A realistic solution concept associated with a multiobjective optimization problem is that named Pareto (or efficient) solution, which is more difficult to be treated from a mathematical point of view than the notion of weak Pareto (or weakly efficient) solution. This work provides a complete description of the efficient solution set, when the objective functions are defined on the real line. This is motivated, besides theoretical aspects, also by a numerical point of view, since most algorithms in scalar minimization involve the solvability of a one-dimensional optimization problem to find the next iterate. It is expected that the same situation occurs in the multiobjective optimization problem. We first consider the case when all the objective functions are semistrictly quasiconvex, and afterwards we consider the same problem under quasiconvexity along with some additional assumptions.

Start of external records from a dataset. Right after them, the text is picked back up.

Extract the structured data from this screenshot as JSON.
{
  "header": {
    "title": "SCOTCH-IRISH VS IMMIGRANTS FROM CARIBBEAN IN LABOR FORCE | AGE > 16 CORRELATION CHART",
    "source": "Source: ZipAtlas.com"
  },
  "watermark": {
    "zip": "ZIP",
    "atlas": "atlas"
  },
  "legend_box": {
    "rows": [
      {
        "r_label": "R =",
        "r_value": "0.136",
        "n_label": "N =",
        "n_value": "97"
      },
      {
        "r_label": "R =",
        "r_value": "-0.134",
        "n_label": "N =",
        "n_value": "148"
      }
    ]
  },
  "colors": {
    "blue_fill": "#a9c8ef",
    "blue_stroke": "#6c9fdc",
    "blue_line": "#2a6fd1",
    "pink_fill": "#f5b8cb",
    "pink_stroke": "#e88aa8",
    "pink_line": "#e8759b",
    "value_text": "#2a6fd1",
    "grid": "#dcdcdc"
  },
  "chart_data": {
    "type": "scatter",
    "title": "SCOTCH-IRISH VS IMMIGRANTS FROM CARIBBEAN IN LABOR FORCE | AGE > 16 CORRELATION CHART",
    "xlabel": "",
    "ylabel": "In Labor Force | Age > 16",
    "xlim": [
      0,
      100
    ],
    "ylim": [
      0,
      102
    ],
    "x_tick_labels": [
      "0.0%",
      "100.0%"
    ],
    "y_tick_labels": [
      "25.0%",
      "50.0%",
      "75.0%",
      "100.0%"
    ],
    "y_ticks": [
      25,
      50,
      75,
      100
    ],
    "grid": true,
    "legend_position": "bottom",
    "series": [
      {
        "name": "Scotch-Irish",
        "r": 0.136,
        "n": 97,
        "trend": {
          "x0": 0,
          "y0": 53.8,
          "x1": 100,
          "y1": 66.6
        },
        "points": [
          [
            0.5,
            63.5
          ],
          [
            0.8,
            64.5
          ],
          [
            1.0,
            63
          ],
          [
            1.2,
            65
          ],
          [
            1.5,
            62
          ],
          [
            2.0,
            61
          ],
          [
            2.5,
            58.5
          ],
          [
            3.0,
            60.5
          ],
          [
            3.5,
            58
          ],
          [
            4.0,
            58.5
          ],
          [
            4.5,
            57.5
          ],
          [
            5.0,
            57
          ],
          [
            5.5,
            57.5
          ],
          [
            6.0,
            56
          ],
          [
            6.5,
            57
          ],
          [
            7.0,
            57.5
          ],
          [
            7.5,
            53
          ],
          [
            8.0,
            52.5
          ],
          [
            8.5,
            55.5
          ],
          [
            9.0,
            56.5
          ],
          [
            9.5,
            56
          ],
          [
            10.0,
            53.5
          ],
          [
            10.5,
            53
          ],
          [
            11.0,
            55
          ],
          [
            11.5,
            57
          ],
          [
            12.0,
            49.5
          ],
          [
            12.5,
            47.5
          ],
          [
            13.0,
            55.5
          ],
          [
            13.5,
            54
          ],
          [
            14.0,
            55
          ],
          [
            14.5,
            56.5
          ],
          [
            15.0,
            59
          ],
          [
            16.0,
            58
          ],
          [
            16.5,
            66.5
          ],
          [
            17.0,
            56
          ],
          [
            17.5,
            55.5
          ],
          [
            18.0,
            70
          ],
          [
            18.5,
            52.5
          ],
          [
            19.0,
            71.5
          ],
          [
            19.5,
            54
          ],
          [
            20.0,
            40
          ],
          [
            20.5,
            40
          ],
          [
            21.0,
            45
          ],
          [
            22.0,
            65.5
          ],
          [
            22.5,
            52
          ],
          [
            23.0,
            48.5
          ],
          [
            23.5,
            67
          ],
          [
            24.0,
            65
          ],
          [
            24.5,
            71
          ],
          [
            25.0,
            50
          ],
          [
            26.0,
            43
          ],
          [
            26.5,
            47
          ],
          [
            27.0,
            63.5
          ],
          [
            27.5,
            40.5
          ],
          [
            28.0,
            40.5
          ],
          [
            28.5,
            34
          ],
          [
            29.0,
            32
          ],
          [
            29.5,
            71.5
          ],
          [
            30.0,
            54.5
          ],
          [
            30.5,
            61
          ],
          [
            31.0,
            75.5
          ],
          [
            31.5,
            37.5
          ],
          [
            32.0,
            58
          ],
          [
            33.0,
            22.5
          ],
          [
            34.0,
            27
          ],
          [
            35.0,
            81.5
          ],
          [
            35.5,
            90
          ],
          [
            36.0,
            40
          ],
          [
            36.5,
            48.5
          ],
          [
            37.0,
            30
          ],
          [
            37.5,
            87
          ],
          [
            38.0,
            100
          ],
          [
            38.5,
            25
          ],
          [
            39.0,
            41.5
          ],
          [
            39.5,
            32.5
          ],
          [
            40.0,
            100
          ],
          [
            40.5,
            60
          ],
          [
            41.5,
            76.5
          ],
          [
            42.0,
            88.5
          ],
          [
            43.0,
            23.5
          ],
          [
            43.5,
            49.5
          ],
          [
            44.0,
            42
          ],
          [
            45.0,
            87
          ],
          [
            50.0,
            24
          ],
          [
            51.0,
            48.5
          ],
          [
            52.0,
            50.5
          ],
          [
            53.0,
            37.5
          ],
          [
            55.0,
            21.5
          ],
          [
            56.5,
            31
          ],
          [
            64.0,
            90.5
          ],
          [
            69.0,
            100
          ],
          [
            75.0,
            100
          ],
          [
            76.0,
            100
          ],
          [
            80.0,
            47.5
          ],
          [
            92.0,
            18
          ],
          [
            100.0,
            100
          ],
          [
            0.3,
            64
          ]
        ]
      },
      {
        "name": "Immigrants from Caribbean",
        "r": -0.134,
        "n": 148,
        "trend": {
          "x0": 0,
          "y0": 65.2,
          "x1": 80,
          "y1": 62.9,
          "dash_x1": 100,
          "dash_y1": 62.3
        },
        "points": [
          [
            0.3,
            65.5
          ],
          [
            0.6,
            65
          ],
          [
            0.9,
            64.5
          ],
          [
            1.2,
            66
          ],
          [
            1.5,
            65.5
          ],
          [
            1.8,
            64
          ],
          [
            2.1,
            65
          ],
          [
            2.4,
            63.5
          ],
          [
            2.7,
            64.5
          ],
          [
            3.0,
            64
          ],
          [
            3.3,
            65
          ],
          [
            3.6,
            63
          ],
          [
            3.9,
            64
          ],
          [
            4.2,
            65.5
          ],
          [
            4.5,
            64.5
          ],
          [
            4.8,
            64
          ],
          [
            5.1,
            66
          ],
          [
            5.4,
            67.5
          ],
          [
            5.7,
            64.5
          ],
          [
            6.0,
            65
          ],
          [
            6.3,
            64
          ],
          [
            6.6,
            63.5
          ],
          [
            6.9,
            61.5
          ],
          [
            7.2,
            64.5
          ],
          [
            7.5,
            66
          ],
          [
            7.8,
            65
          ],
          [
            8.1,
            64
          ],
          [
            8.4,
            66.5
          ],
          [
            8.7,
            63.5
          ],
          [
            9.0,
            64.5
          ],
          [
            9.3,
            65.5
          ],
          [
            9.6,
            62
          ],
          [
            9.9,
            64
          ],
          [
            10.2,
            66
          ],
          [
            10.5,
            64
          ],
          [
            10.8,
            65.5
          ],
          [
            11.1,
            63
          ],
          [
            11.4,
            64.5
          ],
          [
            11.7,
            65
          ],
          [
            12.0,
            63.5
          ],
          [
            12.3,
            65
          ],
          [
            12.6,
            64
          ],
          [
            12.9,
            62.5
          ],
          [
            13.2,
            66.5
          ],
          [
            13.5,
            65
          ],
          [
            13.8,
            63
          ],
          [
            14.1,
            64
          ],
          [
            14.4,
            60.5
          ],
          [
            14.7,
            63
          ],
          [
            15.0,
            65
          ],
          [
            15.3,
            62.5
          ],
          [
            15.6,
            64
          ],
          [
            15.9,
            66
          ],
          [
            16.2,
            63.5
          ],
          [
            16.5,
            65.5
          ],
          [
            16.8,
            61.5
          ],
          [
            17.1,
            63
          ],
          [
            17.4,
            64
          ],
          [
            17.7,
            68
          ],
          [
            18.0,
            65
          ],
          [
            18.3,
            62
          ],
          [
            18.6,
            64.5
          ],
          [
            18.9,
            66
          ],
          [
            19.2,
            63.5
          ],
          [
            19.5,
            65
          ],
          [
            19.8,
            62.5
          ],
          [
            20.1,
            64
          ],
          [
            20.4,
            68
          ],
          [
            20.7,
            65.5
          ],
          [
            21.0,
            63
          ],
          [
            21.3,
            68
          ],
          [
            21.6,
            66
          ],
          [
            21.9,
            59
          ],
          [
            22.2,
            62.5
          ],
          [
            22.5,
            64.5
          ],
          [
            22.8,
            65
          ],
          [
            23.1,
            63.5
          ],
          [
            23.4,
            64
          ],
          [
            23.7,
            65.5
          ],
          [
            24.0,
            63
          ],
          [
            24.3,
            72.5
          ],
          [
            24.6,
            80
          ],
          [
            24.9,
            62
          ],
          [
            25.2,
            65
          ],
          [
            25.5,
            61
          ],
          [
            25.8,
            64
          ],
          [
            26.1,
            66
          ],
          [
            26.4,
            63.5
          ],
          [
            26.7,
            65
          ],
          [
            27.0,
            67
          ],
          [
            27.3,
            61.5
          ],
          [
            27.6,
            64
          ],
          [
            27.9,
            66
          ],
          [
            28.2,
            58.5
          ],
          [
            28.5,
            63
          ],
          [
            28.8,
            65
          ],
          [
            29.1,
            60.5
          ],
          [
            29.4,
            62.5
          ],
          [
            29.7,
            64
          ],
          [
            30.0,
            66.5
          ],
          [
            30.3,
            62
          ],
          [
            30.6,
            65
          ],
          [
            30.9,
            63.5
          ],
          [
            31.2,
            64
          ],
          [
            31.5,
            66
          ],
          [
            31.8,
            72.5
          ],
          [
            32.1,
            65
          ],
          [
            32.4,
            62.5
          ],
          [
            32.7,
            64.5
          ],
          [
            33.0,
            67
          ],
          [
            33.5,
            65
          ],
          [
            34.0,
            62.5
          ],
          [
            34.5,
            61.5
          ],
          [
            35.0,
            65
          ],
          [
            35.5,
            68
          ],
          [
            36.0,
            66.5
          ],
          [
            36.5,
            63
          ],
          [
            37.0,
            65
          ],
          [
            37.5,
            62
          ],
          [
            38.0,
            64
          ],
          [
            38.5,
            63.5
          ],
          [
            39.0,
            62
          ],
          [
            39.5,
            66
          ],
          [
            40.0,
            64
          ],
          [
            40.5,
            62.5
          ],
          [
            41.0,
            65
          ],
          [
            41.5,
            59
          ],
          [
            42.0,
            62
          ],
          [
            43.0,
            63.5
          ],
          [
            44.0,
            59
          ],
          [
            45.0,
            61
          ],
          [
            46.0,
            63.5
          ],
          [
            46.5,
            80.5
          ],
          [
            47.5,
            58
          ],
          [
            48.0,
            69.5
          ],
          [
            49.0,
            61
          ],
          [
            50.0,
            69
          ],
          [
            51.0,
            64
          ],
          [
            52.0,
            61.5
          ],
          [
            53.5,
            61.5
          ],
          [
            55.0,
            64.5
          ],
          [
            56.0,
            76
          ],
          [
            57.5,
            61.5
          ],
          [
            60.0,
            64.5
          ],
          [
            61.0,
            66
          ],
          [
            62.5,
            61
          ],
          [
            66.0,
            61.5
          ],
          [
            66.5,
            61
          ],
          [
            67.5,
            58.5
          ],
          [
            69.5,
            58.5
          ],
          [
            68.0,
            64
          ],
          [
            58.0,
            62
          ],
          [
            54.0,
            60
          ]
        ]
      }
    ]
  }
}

The latter allows us to deal with the general bicriteria optimization problem under quasiconvexity. Several examples showing the applicability of our results are presented, and an algorithm is proposed to compute the whole efficient solution set.

摘要

与多目标优化问题相关的一个现实的解决方案概念是所谓的帕累托（或有效）解决方案，从数学的角度来看，它比弱帕累托（或弱有效）解决方案的概念更难处理。当目标函数在实线上定义时，这项工作提供了有效解决方案集的完整描述。除了理论方面，这也是出于数值的考虑，因为标量最小化中的大多数算法都涉及一维优化问题的可解性以找到下一个迭代。预计多目标优化问题也会出现同样的情况。我们首先考虑所有目标函数都是半严格拟凸的情况，然后我们在拟凸性下考虑相同的问题以及一些额外的假设。后者允许我们处理拟凸性下的一般双准则优化问题。几个例子展示了我们的结果的适用性，并提出了一种算法来计算整个有效的解决方案集。